Extremely detailed images and no-touch fingerprint readers

Consider these two bits of technology news in light of one another:

A new digital camera capable of taking images with resolutions equivalent to 50,000 megapixels has been unveiled in America. 
 
Electrical engineers from Duke University and the University of Arizona have created the prototype machine, which can capture data in up to a staggering 50 gigapixels, offering images of "unprecedented detail".
 
The camera's resolution is said to be "five times better than 20/20 human vision over a 120 degree horizontal field". 
 
Current top end consumer cameras are only capable of taking photographs of around 40 megapixels, whereas the prototype device can capture up to 50,000 megapixels of data. 
And…
 
Forget the key card to your office building?
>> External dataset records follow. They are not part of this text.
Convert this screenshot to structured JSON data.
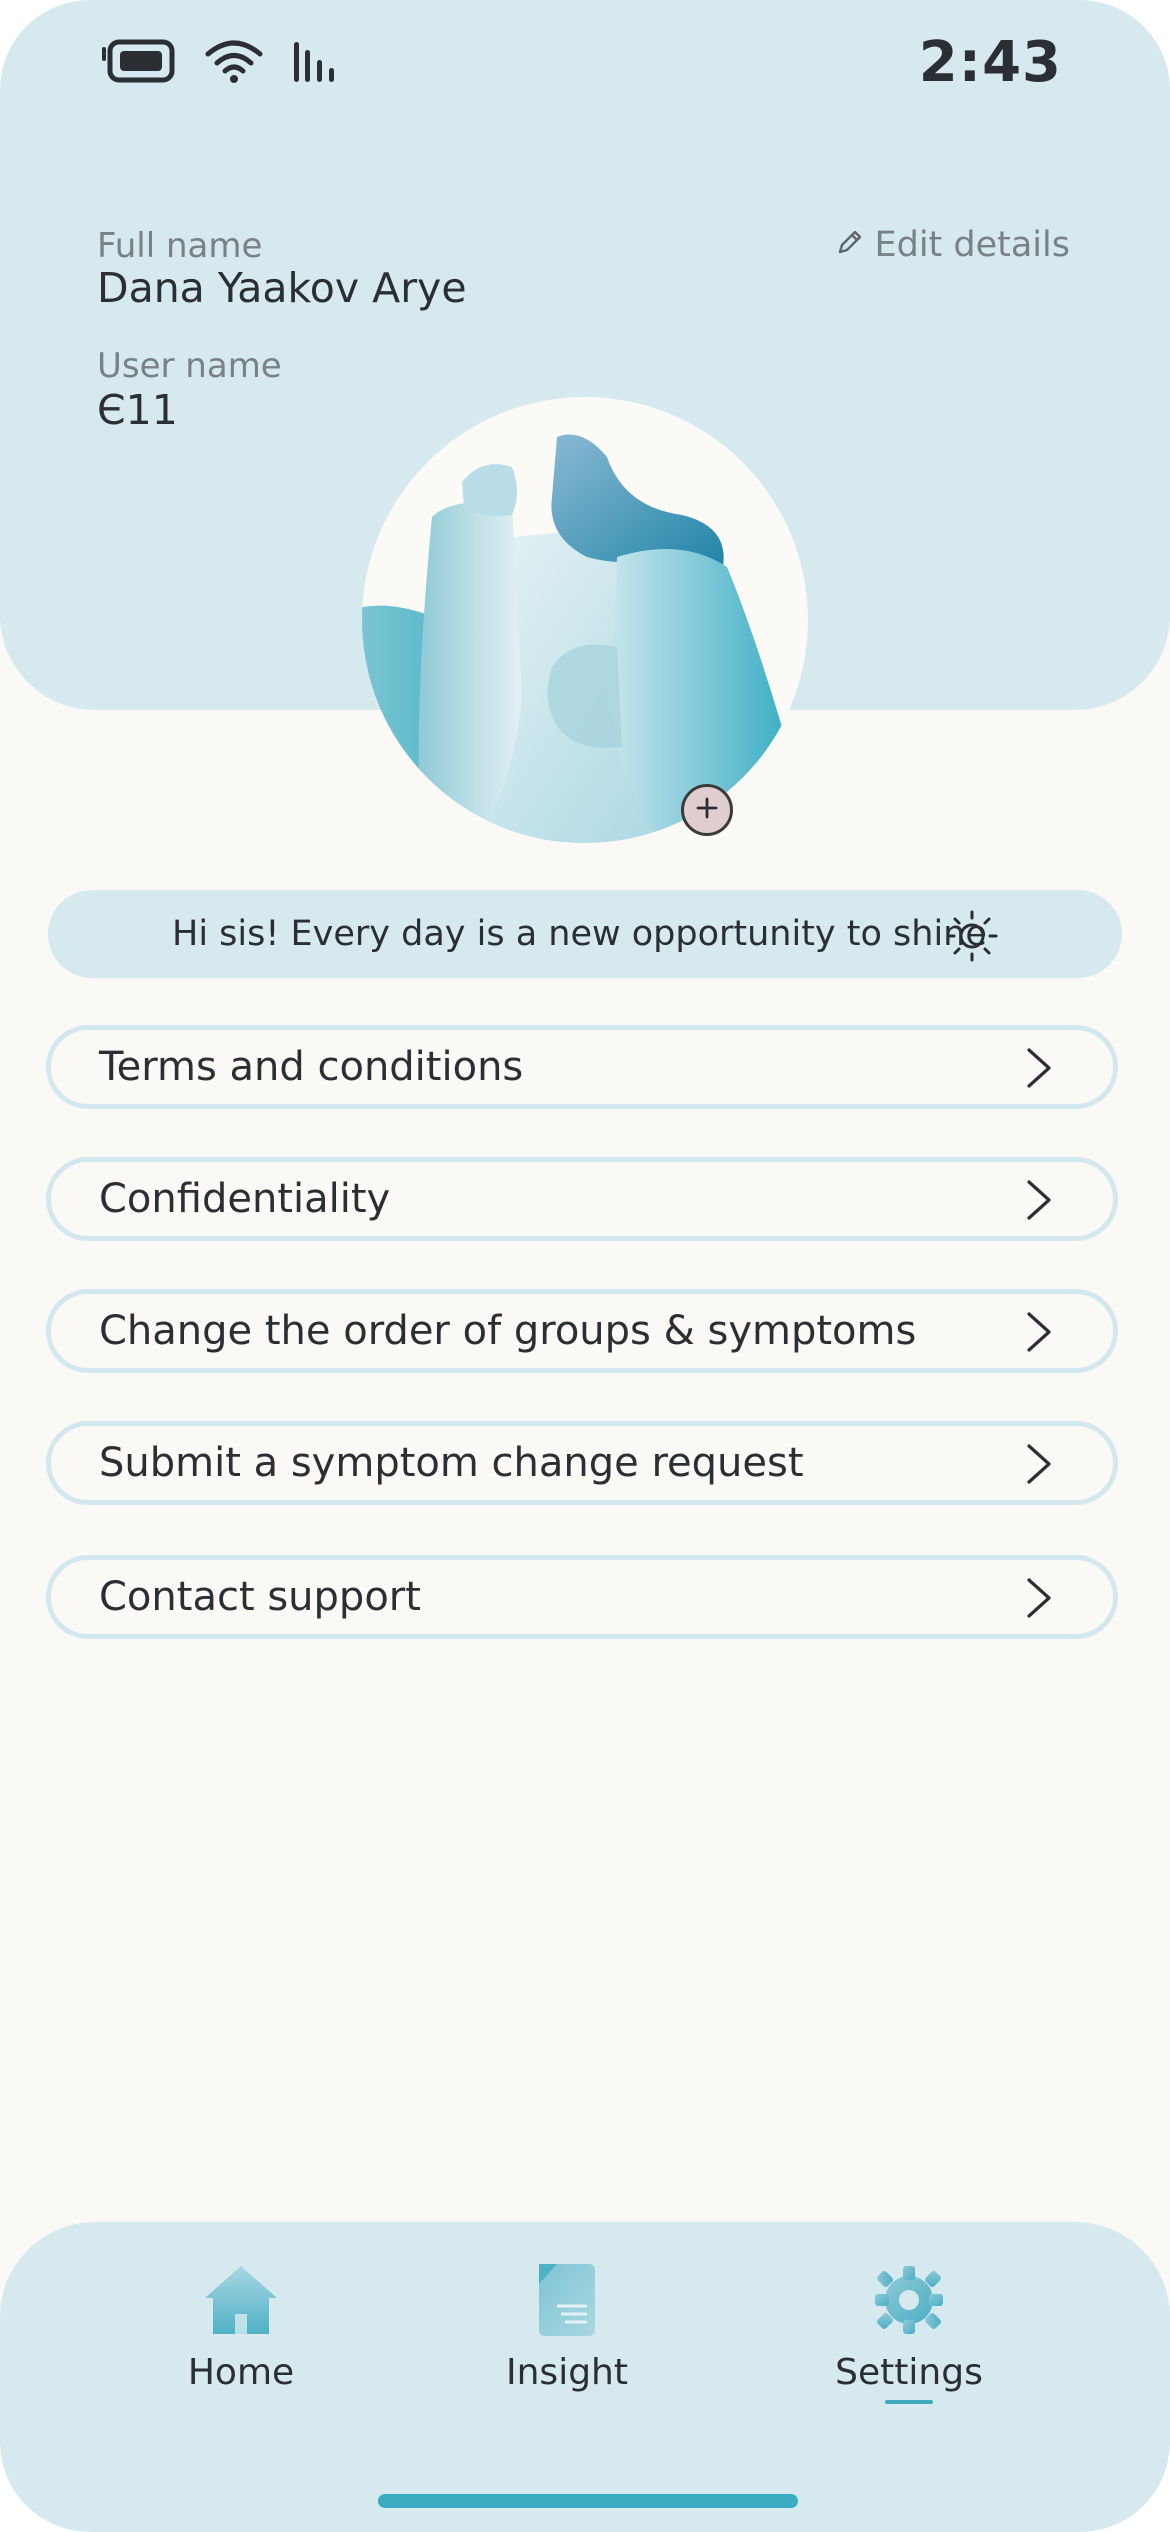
{
  "status_bar": {
    "time": "2:43",
    "icons": [
      "battery-icon",
      "wifi-icon",
      "signal-icon"
    ]
  },
  "profile": {
    "full_name_label": "Full name",
    "full_name": "Dana Yaakov Arye",
    "user_name_label": "User name",
    "user_name": "Є11",
    "edit_label": "Edit details",
    "avatar_add_icon": "plus-icon"
  },
  "greeting": {
    "text": "Hi sis! Every day is a new opportunity to shine",
    "icon": "sun-icon"
  },
  "menu": {
    "items": [
      {
        "label": "Terms and conditions"
      },
      {
        "label": "Confidentiality"
      },
      {
        "label": "Change the order of groups & symptoms"
      },
      {
        "label": "Submit a symptom change request"
      },
      {
        "label": "Contact support"
      }
    ]
  },
  "nav": {
    "active": "Settings",
    "items": [
      {
        "label": "Home",
        "icon": "home-icon"
      },
      {
        "label": "Insight",
        "icon": "insight-icon"
      },
      {
        "label": "Settings",
        "icon": "settings-icon"
      }
    ]
  },
  "colors": {
    "header_bg": "#d6e9ef",
    "page_bg": "#faf9f6",
    "accent": "#3aacc2",
    "text": "#2b2f33",
    "muted_text": "#7a8088"
  }
}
Just wave your hand at the door, and you're in. "You don't have to stop at a station. Nobody checks your ID. You just walk through," explains Clemson-educated physicist Joel Burcham of his new Huntsville company called IDair.
 
IDair makes a machine that Burcham says can photographically capture a fingerprint from as far away as six meters in enough detail to match against a database. Add facial and iris-recognition technology, Burcham said, and you have the basis for a good biometrics system that can control access to any building or room within a building.
The development of advanced cameras (thanks to DARPA) and no-touch fingerprint biometric capture tools raises a number of troubling questions about the future of anonymity in public, a space that is rapidly contracting before our very eyes.